With this information available, we believed it would be interested to explore correlations between: year and cost, play and cost, and also to explore changing costs over time. In our brainstorming and designing, our team had two distinct and clear foci: multi-modality and leveraging what the user already knows. We wanted to do something visual that allows diverse representation for the diverse ways the ticket information was represented throughout the years. In addition, we wanted to contextualize this information in a practical and relevant way. With these emphasizes, we target any number of casual users. With our design, we pose and answer behavioral, sociological, historical, and economic questions about 18th century France.

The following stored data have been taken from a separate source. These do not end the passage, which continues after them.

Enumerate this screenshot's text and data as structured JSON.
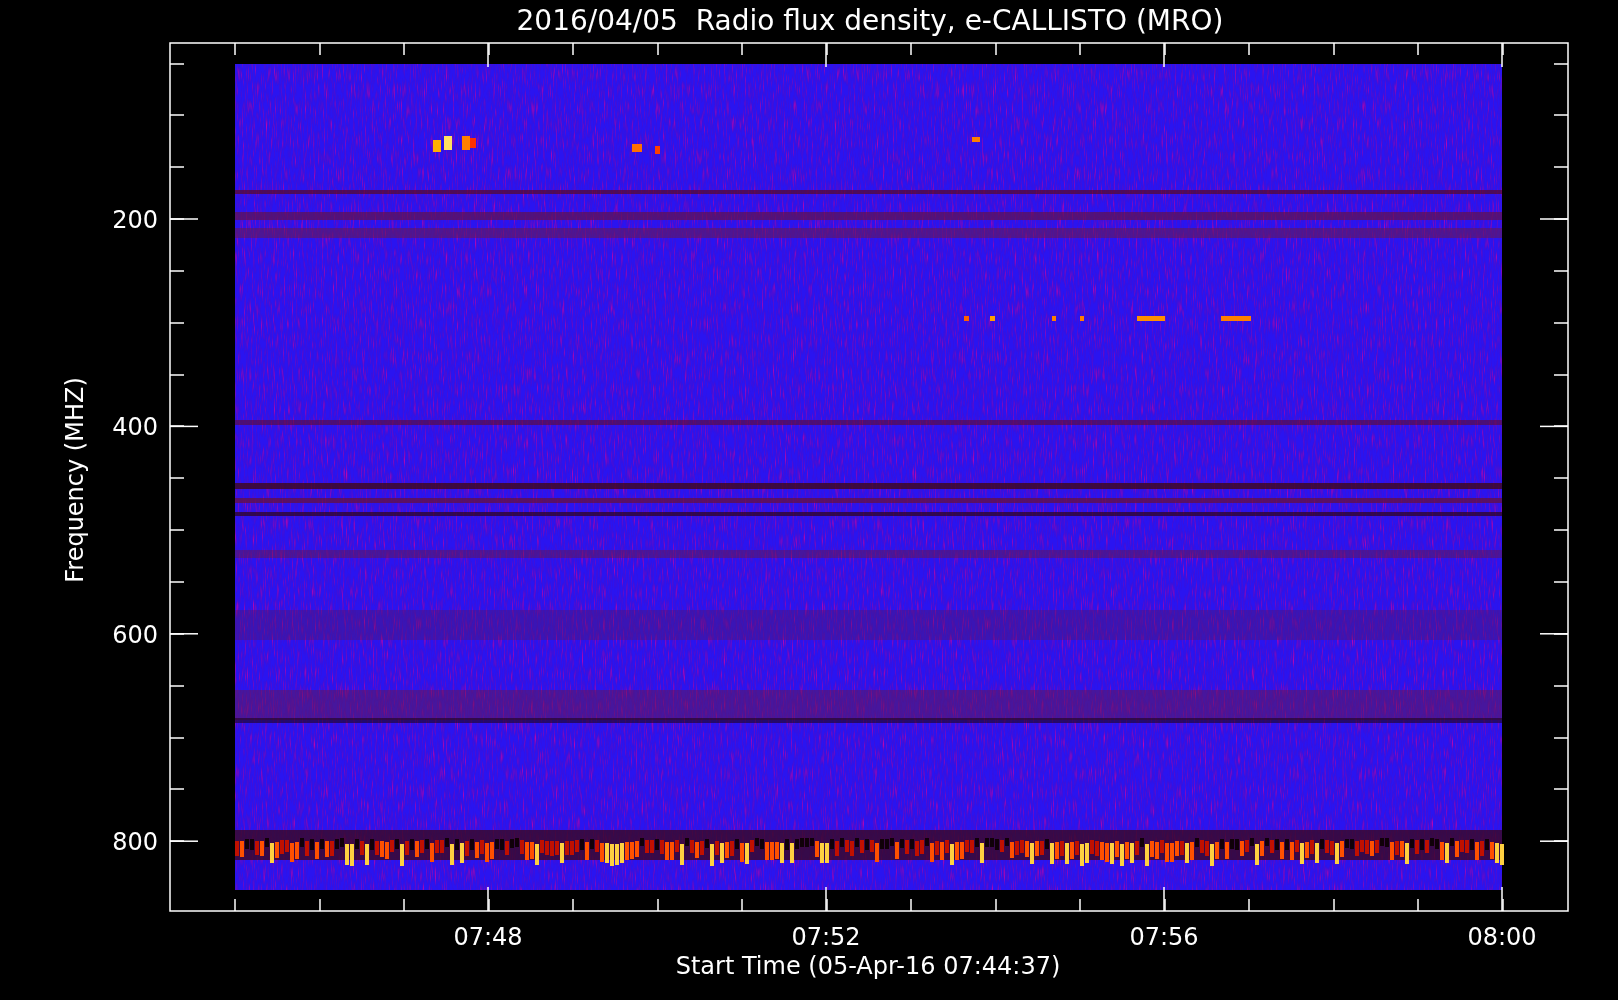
{
  "title": "2016/04/05  Radio flux density, e-CALLISTO (MRO)",
  "y_axis": {
    "label": "Frequency (MHZ)",
    "ticks": [
      "200",
      "400",
      "600",
      "800"
    ]
  },
  "x_axis": {
    "label": "Start Time (05-Apr-16 07:44:37)",
    "ticks": [
      "07:48",
      "07:52",
      "07:56",
      "08:00"
    ]
  }
}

We did this by first proposing the use of interactive visualizations like parallel axis grids and bar graphs to explore correlations. Then, we would also have information about ticket sales, cost, and seating overlaid their respective theatres and locations, very similar to how we purchase tickets online today. Lastly, we would explore the possibility of gamification. To contextualize the ticket sale information, we could assign the user a character of a certain socioeconomic level and allow the character to explore the theatre, buy tickets with his/her money available, and see a play.

Using our designed model, we hope to reach the people who do not know much about the French theater but are interested to know more. We want to make the originally dense and dry information more interactive so it is more appealing to the general public. The goal is to educate people on the history of the French theater and lead them to try to learn more about the 18th century France. We also envision the information to be used by educators to make students more involved in their learning.

As the information is set up for the layman to access and explore easily, we thought it would be best to display the data as a website and an app. The app would focus on the interactive aspects of the information displays and allow the users to manually manipulate graphs and theatre views to fit their specific interests or needs. Additionally, an application implies informal use and facilitates casual browsing of information during users downtime or commutes. The website would be a more formal extension of the application, with similar visuals but perhaps a wider and more comprehensive display of the data and statistics.